= Steven M. Cron =

Steven M. Cron is a retired Michelin product research engineer and co-inventor of the Tweel.

Cron began his engineering education with a BS Mechanical Engineering degree from the University of Missouri-Columbia in 1984. In 1985, he completed an MS degree in aeronautical engineering from the U. S. Air Force Institute of Technology at Wright-Patterson Air Force Base. He then continued with the Air Force for 6 years as a project engineer working on ICBMs and as an instructor of Engineering Mechanics at the US Air Force Academy. He began his career at Michelin in 1991 as a research engineer. He had initial assignments in the area of tire vibrations, specifically damped modal analysis of pneumatic tires via the finite element method.

He began work on airless tire technology as early as 1997, with work on the Tweel occurring over the period 2000-2009. Although other airless tire concepts have been studied or attempted in the past, none has achieved the commercial success of the Tweel, which is based on the framework and approach pioneered by Cron and co-inventor Timothy B. Rhyne.

In 2018, Cron received the Harold Herzlich Distinguished Technology award. At the time, Cron said that work on the Tweel began informally, starting with the idea that the load of the vehicle should be carried in the tire structure by means of tension, as happens in a traditional pneumatic tire.

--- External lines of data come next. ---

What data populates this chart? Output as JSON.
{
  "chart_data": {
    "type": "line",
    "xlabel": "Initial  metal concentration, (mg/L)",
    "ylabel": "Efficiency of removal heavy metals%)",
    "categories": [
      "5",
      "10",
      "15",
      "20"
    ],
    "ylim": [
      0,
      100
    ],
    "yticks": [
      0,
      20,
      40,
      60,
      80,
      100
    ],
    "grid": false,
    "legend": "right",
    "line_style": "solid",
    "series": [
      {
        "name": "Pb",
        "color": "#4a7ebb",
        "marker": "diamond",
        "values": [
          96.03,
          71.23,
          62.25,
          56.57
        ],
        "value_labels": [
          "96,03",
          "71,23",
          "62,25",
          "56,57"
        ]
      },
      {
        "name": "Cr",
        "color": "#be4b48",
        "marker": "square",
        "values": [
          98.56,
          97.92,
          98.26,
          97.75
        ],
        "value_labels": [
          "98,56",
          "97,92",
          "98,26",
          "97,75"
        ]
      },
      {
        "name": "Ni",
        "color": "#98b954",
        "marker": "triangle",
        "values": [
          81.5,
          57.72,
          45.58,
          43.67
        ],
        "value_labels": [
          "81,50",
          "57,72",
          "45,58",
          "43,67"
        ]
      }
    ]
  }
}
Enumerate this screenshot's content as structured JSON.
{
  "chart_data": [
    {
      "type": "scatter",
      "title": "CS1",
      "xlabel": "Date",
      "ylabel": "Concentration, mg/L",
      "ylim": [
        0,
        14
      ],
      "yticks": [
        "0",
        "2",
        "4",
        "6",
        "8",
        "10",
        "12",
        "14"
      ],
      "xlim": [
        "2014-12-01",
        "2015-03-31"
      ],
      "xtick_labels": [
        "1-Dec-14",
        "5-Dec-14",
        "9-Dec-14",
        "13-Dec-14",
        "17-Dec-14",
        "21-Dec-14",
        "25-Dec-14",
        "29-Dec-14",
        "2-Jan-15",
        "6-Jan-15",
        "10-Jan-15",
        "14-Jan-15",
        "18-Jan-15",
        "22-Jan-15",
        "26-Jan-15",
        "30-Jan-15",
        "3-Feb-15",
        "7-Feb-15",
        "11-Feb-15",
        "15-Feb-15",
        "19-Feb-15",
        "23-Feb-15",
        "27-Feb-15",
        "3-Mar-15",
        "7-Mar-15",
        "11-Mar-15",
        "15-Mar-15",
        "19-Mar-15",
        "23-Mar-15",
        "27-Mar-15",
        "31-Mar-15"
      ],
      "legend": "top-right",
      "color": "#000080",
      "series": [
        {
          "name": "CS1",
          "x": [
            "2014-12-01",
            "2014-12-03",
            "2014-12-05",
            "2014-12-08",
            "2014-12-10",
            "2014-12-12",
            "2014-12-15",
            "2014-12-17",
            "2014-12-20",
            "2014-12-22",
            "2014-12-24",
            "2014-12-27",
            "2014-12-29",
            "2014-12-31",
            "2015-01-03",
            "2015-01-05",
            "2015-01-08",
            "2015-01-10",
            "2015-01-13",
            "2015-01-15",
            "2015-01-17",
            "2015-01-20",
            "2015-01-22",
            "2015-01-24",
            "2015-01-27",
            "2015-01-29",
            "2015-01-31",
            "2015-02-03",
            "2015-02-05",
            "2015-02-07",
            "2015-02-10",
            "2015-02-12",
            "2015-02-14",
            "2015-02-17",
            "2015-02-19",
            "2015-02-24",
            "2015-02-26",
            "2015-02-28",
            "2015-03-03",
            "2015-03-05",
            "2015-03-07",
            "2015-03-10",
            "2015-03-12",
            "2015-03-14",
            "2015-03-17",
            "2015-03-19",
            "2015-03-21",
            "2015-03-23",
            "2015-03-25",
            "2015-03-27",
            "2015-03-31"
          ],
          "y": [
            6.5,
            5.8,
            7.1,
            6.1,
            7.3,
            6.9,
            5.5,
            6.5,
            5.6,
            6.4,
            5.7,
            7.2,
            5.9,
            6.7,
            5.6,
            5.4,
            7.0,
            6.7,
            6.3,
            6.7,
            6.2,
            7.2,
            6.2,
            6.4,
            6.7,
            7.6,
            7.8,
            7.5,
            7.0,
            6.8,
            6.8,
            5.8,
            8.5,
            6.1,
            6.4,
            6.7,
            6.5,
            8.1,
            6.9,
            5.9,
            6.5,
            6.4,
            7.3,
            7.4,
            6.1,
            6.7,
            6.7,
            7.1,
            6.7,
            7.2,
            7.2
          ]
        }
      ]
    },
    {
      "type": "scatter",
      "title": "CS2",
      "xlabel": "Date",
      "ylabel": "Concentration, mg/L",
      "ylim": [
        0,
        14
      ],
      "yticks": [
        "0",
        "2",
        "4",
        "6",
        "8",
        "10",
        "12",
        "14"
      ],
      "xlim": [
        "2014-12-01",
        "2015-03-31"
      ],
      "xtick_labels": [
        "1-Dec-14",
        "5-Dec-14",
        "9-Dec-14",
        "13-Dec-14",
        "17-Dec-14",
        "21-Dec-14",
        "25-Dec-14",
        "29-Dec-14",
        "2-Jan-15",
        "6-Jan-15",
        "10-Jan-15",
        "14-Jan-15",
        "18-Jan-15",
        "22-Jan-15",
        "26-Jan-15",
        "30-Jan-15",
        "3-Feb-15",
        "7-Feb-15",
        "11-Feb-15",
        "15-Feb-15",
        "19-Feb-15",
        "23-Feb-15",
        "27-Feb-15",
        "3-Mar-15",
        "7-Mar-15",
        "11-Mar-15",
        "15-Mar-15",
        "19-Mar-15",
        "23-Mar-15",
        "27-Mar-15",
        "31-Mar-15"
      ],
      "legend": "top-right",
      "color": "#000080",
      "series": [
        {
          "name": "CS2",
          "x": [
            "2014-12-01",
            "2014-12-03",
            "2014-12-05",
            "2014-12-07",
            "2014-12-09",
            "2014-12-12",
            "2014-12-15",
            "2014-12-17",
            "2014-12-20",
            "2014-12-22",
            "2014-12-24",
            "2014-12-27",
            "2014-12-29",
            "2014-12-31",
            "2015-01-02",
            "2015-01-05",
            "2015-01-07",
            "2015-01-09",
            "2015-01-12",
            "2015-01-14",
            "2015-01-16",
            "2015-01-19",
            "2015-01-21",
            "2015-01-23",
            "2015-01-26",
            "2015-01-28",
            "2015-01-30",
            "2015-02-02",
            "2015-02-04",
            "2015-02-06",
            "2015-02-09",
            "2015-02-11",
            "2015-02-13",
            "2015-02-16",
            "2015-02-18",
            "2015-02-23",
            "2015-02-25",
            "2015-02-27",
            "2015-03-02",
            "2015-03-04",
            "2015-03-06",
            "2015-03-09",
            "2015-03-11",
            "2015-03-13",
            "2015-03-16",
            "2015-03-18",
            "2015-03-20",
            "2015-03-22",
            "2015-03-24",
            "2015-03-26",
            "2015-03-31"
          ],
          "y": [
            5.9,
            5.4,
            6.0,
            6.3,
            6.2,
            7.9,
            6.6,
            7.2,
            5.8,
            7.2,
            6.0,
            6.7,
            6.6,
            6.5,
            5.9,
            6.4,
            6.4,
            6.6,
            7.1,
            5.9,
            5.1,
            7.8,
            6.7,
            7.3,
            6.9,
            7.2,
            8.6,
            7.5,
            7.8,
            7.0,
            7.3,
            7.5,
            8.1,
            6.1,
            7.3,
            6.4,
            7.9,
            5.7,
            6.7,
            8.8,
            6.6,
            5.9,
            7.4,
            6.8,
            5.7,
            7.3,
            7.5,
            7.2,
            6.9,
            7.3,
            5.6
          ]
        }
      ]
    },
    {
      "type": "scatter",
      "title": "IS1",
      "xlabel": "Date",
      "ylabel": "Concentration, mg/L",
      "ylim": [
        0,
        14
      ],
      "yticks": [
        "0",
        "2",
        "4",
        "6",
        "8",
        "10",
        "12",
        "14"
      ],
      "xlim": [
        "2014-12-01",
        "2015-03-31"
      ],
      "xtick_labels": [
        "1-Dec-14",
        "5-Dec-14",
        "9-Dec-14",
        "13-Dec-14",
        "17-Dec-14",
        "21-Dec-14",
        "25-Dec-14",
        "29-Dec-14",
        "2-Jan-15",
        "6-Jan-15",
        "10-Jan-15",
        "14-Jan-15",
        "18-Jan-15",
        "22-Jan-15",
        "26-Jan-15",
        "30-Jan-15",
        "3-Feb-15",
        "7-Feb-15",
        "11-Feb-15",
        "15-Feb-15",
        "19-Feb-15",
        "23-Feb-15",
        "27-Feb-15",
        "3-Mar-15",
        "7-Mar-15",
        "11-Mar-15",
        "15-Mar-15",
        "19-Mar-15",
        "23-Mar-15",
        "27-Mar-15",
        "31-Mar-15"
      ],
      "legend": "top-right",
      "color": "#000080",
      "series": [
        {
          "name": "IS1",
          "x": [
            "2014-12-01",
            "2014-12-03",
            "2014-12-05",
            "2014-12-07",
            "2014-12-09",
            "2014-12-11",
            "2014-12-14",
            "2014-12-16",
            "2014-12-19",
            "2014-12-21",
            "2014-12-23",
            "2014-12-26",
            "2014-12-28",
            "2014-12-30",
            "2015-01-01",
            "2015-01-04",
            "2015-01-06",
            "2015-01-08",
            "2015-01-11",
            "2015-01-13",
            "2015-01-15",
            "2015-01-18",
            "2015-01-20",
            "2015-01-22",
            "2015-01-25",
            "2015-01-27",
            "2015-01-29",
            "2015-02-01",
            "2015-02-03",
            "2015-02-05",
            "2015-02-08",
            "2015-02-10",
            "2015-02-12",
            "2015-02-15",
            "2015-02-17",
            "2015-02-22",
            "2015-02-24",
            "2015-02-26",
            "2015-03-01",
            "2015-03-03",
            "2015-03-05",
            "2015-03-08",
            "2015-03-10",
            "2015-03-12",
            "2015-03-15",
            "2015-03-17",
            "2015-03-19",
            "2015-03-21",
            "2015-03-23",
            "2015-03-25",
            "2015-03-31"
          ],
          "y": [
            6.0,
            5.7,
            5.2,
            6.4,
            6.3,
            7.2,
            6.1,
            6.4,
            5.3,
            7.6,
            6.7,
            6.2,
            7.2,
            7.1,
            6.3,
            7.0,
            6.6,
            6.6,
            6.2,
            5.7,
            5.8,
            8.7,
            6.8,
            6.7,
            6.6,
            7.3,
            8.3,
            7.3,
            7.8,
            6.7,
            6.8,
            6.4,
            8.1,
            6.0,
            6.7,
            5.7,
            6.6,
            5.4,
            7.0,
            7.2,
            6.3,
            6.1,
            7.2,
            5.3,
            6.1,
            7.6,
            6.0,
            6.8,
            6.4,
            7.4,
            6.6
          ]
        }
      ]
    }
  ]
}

After realizing that cord tension carried via the sidewall would not work with zero inflation pressure, a successful experiment with polyurethane spokes lead to the basic Tweel design.

In 2021, Cron and co-inventor Timothy B. Rhyne were jointly awarded the Charles Goodyear Medal, the highest honor conferred by the American Chemical Society, Rubber Division. It was the first time that the award was given jointly.